Suzi ambitiously chose to wallpaper the undulating walls in the guest room, using a design by Nina Campbell. A homemade quilt adorns the bed, along with some of her pretty floral cushions. The table lamp’s shade was a gift, and the base is an upcycled junk-shop find
Suzi got stuck in, too, but sometimes felt that with one step forward, the renovation would move five steps back. ‘Every time I stripped off wallpaper in the bedrooms, some of the wall would fall away,’ she recalls.
‘Parts of the plaster behind it had been bodged with newspaper and a bit of filler, so the only thing holding it all in place was the wallpaper I was taking off. Fortunately, Chris has always been able to turn his hand to anything, so he stepped in to make everything good.’
Just off the kitchen, the garden-room extension is awash with dappled light thanks to a grapevine growing up and through it, giving the sense of sitting outside. An Ikea sofa alongside vintage enamelware on the windowsill adds a splash of colour to the pine flooring and furniture
Indeed, there was an awful lot to be ‘made good’, but happily, materials didn’t always blow the budget. All of the oak used for new doors, windows, and the library and living room bookshelves came from the farm in Sussex.

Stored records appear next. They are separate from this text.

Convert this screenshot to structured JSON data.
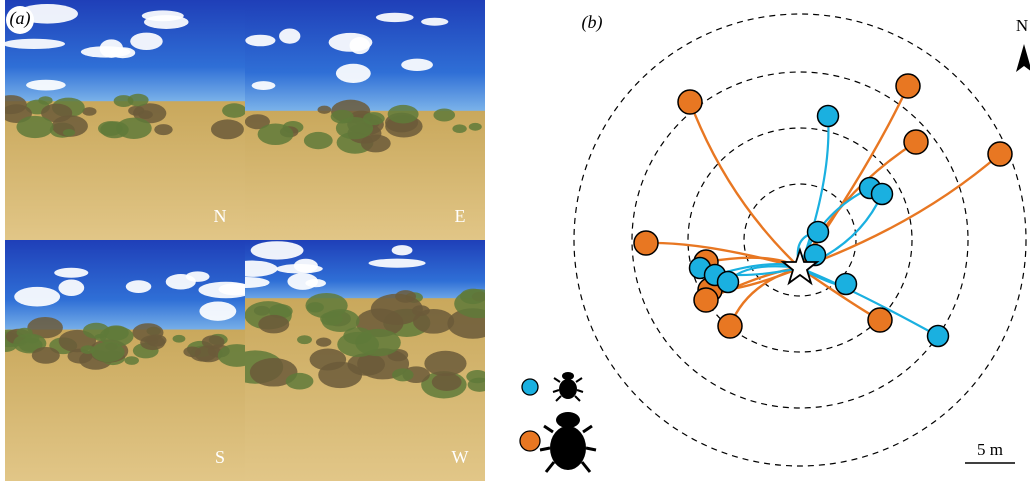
{
  "panel_a": {
    "label": "(a)",
    "photos": [
      {
        "label": "N"
      },
      {
        "label": "E"
      },
      {
        "label": "S"
      },
      {
        "label": "W"
      }
    ]
  },
  "panel_b": {
    "label": "(b)",
    "north": "N",
    "scale_bar": "5 m"
  }
}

‘The big hurricane of 1987 was devastating,’ Chris recalls, ‘and we lost half a dozen huge oak trees that were on our land. At the time, we had them cut up and planked and left them to dry, not knowing that they would save us a fortune in timber when renovating this place.’
Green oak, meanwhile, was used for the extension — a timber-framed, vine-covered garden room. ‘Seasoned oak has no movement, while unseasoned green oak still has,’ explains Chris. ‘It is also easier to cut and manipulate, and as it dries it shrinks, which makes the joints tighten, increasing rigidity.’
A keen cook, Suzi likes to make sweet treats for husband Chris and their guests
Moving into the house also allowed Suzi to indulge in one of her biggest passions: shopping. ‘We sourced almost all the pieces for the house from scratch,’ she says, ‘except for my Victorian dressing table, which I brought from the house in Sussex. For me, the really fun part of the whole project was choosing furniture at auctions and antiques shops, and going to London to look for fabrics, paints and wallpapers.’
During the project Suzi even discovered a new knack for quilting. ‘I found a wonderful farm where they run workshops on flower-arranging but are predominantly into patchwork and quilting,’ she says. ‘The owner convinced me to have a go, and although I was sceptical at first, I quickly fell in love with the idea of using fabric to make beautiful art that is useful, too.’
‘The old drawers were from a friend of mine, Henrietta, who had an antiques shop in Okehampton,’ says Suzi. ‘It was her mother’s maid’s dressing table, so if I ever want to sell them I have to give her first option.’ The chair has been reupholstered in an Osborne & Little fabric, with cushions made by Suzi
Later, being at the house every day made the final push to finish the renovation much easier, and now the pair are happily ensconced in Devon life. Neither Chris nor Suzi ever sit idle, however — always planning a new enterprise, working in the flower and vegetable garden or thinking of the next home-improvement project.
‘I would like to knock down the wall between the kitchen and the garden room,’ says Suzi. ‘It would make it much lighter and I do like the idea of an open-plan space. But we both absolutely love the house as it is. We feel very privileged to live in such a beautiful, historic home and to be its caretakers for a short time in its long history.’